As a reminder, the biggest hurdles when working with hDNA are likely to be 1) low DNA quantity, and 2) low DNA quality, including spontaneous cytosine deamination that converts CpG sites to either UpGs (unmethylated) or TpGs (methylated). Nanopore sequencing reads and detects nucleotides from a single DNA molecule at a time, meaning it works with much lower quantities of DNA than traditional sequencing methods. This also means that DNA amplification (i.e., PCR) is not required, so there are no biases introduced prior to sequencing. In addition, since Nanopore sequencing requires no modification of the DNA (e.g., bisulfite conversion), there is no introduced deamination, meaning deaminated cytosines will not be confused with intact methylated and unmethylated cytosines. Finally, as the cherry on top, Oxford Nanopore Technologies announced just a few months ago that they now have “the ability to detect damaged DNA bases, including genomic Uracil (dU) at 96.34% accuracy.” This means that, not only will Nanopore sequencing distinguish between intact and deaminated cytosines, it should be able to differentiate between deaminated cytosines (deaminated CpG → UpG) and deaminated methylated cytosines (CpG → TpG)!

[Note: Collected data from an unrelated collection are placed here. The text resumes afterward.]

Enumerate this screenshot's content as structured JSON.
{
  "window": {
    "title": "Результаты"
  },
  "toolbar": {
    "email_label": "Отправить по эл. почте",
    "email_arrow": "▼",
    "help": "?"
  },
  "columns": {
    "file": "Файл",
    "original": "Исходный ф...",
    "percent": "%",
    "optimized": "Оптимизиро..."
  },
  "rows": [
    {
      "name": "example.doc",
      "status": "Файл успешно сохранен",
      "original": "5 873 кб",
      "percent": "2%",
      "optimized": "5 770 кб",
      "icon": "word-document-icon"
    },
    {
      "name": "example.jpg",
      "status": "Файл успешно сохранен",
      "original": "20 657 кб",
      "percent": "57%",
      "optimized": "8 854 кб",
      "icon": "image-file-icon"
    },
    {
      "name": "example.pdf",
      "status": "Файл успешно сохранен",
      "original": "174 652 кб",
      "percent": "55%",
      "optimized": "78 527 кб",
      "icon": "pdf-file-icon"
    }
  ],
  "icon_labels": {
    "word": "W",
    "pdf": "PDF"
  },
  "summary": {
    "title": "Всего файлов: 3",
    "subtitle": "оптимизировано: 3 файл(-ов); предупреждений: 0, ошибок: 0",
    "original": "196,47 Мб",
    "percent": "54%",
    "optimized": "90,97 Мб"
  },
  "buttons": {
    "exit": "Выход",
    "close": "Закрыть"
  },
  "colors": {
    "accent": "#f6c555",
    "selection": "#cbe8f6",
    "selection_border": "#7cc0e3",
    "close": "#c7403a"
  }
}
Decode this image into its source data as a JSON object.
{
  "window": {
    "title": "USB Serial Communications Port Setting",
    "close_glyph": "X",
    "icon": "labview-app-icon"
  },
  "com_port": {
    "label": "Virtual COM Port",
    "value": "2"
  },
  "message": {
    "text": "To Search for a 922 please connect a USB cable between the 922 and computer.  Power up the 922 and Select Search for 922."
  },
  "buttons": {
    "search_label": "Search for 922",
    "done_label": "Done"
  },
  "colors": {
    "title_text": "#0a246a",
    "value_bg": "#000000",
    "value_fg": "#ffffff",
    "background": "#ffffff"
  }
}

I couldn’t find a description of the analysis changes that allow ONT to detect damaged DNA, but if that update is not yet publicly available, I also found a paper describing how to detect Uracil in DNA Békési et al. (2021), which would similarly allow you to discriminate cytosine deamination of methylated and unmethylated cytosine.
Notes for SIFP project:
If I’m trying to do a validation-type paper, which might hold the most water given how little hDNA methylation work has been done, would be best to use specimens of same species, collected from same location over multiple time points (ideally same reef).
Seems like big concerns are dealing with fragmented DNA and cytosine deamination. EM-Seq seems like the best option for addressing both of those, and it may be abit cheaper than WGBS! Only downside is that it’s not as well established, so I’m not sure how that might affect data analysis (are there existing tools?) or reporting/interpreting results.